Handcrafted items displayed by 40 vendors included feathered fascinators, hemp-string and glass-beaded jewelry, tie-dyed and screen-printed T-shirts, African-print handbags and knit scarves and hats.
Local exhibitors included textile artist Rebecca Williams, knitter Kathleen Hellington, local yarn shop A Tangled Skein, and members of the Hyattsville Community Arts Alliance.
But with temperatures dipping to the mid-40s and the sun nowhere to be seen, the festival drew a modest 500 attendees.
“We were hoping for about twice that,” said Acting Director of Community Services Abby Sandel. “But it was the first year, and new events sometimes take a little time to get off the ground.”
As the title promised, the event featured a full lineup of musicians, including the Unity Reggae Band and the all-female percussion band Batala DC.
“It’s cold but at least I get to listen to cool music,” said Baltimore artist Kent Ichikawa, who was selling screen-printed T’s and other wearable art.
Customer Cynthia Mitchel agreed. “Batala was fantastic,” raved the Hyattsville resident as she selected one of Ichikawa’s designs for a friend’s 50th birthday.
Comparisons to the International Festival were inevitable, as the food options this year consisted of two barbecue vendors.
“I liked the International Festival because it was basically just food,” grumbled West Hyattsville resident Matt Humbard. “I was impressed by the variety of vendors,” added wife Krissi. “I hope the event attracts more craft vendors and definitely more food vendors next year.”
“The barbecue food just didn’t seem to mesh with the rest of the environment,” said Hyattsville resident Sarah Weber, who felt one “major missing element” was a booth to purchase coffee and other warm beverages.

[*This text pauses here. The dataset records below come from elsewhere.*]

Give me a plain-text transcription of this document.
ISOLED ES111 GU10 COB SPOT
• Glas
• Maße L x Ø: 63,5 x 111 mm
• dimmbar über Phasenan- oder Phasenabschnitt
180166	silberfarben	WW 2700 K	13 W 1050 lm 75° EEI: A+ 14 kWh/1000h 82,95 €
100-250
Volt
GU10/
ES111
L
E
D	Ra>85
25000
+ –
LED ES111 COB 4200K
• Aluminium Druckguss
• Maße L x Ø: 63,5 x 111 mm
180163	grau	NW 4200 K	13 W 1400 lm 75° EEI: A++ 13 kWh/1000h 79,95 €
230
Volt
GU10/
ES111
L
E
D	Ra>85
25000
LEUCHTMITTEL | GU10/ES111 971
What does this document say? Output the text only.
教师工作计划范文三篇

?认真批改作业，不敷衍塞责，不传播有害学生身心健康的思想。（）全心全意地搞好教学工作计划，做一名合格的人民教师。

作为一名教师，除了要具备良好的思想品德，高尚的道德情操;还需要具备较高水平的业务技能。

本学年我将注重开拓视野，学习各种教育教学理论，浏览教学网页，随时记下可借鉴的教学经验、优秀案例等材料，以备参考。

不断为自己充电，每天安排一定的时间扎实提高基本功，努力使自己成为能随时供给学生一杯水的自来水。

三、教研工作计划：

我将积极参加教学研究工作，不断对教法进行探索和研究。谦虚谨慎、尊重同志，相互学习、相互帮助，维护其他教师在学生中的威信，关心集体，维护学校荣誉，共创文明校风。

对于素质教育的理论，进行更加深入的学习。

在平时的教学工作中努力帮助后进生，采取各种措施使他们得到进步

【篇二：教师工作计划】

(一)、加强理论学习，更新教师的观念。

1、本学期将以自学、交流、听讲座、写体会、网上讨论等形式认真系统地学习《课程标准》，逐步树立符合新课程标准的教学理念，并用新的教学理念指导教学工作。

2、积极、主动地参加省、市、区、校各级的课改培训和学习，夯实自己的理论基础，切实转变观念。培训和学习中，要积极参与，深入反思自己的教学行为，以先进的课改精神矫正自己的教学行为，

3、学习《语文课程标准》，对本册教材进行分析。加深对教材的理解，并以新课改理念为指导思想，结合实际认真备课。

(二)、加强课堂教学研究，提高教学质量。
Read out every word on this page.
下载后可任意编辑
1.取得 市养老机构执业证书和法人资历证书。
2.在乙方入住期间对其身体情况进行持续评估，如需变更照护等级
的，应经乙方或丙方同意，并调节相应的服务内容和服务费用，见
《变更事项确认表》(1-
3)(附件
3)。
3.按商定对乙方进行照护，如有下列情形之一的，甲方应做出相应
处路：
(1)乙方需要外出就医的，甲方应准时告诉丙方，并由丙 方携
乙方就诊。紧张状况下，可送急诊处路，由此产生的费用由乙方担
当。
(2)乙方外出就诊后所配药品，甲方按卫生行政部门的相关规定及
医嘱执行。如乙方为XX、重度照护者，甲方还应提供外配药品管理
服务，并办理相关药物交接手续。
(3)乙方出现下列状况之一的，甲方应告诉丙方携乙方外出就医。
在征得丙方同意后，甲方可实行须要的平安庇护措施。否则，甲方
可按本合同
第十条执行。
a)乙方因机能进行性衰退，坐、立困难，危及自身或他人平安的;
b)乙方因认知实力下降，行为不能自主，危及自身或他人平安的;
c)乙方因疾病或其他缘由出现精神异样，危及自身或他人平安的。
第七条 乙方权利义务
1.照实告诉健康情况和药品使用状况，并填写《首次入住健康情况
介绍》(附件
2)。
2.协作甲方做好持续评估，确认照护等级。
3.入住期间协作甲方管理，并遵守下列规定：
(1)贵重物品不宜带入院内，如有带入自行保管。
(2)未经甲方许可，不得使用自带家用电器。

Ward 5 councilmember Nicole Hinds Mofor, who had initially opposed changing the festival’s theme and date, said this time of year is just too cold to stage an outdoor event. Pointing out that many city events are held on the other side of Hyattsville, Mofor added: “This was a unique event held on the west side and designed for the demographic that actually lives on that side of town. I thought it was unfair to change the event without input from the community and without much about the new event that ties it to the old one.”
Sandel explained that the International Festival, while popular, had become one of many in the area and that there appears to be more demand for showcasing crafters and artisans in 2012.
“There is such a wealth of talent in our region and it is very easy to find outstanding artisans and crafters to come out to a festival,” she said. “People are excited to showcase in Hyattsville and that’s a great thing.”
Still, more than 3,500 visitors flocked to the Fifth Annual Hyattsville Arts Festival on a much sunnier day in September. While some residents wondered why there were two arts festivals so close together, Sandel said that there was very little overlap: the Arts Fest featured a host of housewares; Handmade on Hamilton drew many accessories designers.
Acknowledging that the weather may have negatively impacted attendance, she said that the recreation committee might consider moving the event to September or October next year, but it depends on the city’s busy calendar of events.